Cuando se trate de zonas
de protección de naturaleza forestal, conocidas como bosques protectores,
dichas normas han de ser establecidas conjuntamente por el Ministerio de la
Agricultura y Recursos Hidráulicos;
j) autorizar el uso de las
zonas a que se refiere el inciso anterior con fines económicos o sociales,
siempre que la actividad para la cual se solicite la autorización no perjudique
al objeto protegido, ni al régimen y calidad de las aguas. Cuando se trate de
bosques protectores esta autorización ha de ser otorgada conjuntamente por el
Ministerio de la Agricultura y Recursos Hidráulicos;
k) controlar que en la
construcción de todo embalse, antes de proceder al cierre de la presa, se
eliminen del vaso la vegetación y todo lo que puede alterar la calidad del agua
y la explotación pesquera;
l) organizar y dirigir la
vigilancia y la protección para asegurar el cumplimiento de las disposiciones y
normas jurídicas relativas al aprovechamiento, la conservación, el saneamiento
y el uso racional de las aguas terrestres, así como la protección de sus
fuentes, cauces naturales y obras e instalaciones hidráulicas; y
ll) coordinar con el
Ministerio de Salud Pública, en lo que proceda, la realización de las
actividades a que se refieren los incisos anteriores, de acuerdo con lo
establecido en el Decreto-Ley de las Disposiciones Sanitarias Básicas.

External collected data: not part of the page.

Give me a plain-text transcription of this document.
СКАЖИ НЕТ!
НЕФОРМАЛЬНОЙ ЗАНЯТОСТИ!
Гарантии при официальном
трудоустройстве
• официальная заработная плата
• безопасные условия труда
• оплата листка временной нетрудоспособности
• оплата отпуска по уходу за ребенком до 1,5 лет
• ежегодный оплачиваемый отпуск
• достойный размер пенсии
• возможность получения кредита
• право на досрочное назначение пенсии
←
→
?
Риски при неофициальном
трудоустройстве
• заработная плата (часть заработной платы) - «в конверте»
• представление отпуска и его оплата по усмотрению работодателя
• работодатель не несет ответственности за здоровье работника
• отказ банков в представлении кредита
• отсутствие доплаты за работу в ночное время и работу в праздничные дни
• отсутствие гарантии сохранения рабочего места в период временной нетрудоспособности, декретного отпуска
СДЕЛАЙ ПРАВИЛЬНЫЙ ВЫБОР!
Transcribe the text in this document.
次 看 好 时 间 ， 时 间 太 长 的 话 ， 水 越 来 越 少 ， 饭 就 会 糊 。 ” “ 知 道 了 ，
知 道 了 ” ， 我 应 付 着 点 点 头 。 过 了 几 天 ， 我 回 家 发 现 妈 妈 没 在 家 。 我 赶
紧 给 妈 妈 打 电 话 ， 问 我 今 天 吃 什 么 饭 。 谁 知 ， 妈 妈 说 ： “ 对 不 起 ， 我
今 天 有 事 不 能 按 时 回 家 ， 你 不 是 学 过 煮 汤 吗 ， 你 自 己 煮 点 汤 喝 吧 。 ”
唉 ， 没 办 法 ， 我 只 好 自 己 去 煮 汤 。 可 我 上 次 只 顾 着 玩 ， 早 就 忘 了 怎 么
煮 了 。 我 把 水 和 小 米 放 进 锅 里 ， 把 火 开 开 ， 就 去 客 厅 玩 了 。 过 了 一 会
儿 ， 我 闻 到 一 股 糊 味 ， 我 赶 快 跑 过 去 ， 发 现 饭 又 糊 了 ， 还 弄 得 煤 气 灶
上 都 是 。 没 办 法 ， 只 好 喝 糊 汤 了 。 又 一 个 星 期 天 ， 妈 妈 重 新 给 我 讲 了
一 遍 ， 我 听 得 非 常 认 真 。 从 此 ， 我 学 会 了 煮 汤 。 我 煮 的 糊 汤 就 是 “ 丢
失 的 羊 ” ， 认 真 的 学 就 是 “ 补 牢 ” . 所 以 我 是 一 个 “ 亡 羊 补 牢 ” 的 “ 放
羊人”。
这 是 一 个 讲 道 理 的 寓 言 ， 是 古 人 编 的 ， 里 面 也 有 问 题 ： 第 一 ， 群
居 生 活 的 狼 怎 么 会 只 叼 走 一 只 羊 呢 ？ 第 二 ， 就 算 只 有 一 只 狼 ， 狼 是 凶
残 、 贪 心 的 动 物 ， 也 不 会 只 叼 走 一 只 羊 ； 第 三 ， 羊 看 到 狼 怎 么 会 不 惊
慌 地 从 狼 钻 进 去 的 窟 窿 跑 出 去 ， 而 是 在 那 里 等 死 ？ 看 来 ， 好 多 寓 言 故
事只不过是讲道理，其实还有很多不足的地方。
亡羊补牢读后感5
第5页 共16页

ARTICULO 29.- A los efectos del cumplimiento de las disposiciones de
este Decreto-Ley y del mencionado Decreto-Ley de las Disposiciones Sanitarias
Básicas, Recursos Hidráulicos y el Ministerio de Salud Pública, conjuntamente,
tendrán las atribuciones y funciones siguientes:
a)
establecer las normas sobre las
características que deberán tener las aguas residuales para su vertimiento en
los cuerpos receptores de aguas terrestres;
b)
controlar el cumplimiento de la prohibición
de ubicar en zonas de influencia de fuentes de abastecimiento a la población,
instalaciones cuyos residuales, incluso tratados, constituyan riesgos
potenciales de contaminación;
c) autorizar, en casos
especiales, el vertimiento de aguas albañales en sistemas de drenaje pluvial,
así como fijar el grado de tratamiento previo a que se deberán someter;
ch) aprobar la implantación de
cualquier sistema de disposición final de desechos sólidos cuando éstos
impliquen un riesgo de contaminación de las aguas terrestres;
d) aprobar la reutilización de
las aguas de drenaje y residuales, tratadas o no, para el riego de cultivos de
vegetales que se ingresan sin cocción o para la producción y elaboración de
productos alimenticios;
e) prohibir, provisional o
definitivamente, cuando proceda, oído el parecer del Ministerio de la
Agricultura o del Ministerio del Azúcar, según el caso, el riego de
insecticidas, herbicidas, fertilizantes y otras sustancias tóxicas en las áreas
de las cuencas superficiales y subterráneas destinadas al abastecimiento de
aguas de consumo humano, industrial, agropecuario y la producción pesquera; y
f) autorizar el
procedimiento para el tratamiento de las aguas suministradas por los
acueductos.
ARTICULO 30.- Para el cumplimiento de lo establecido en los artículos
28 y 29, Recursos Hidráulicos y el Ministerio de Salud Pública coordinarán lo
procedente con la Comisión de Energía Atómica de Cuba, a fin de prevenir la
contaminación radiactiva de las aguas terrestres.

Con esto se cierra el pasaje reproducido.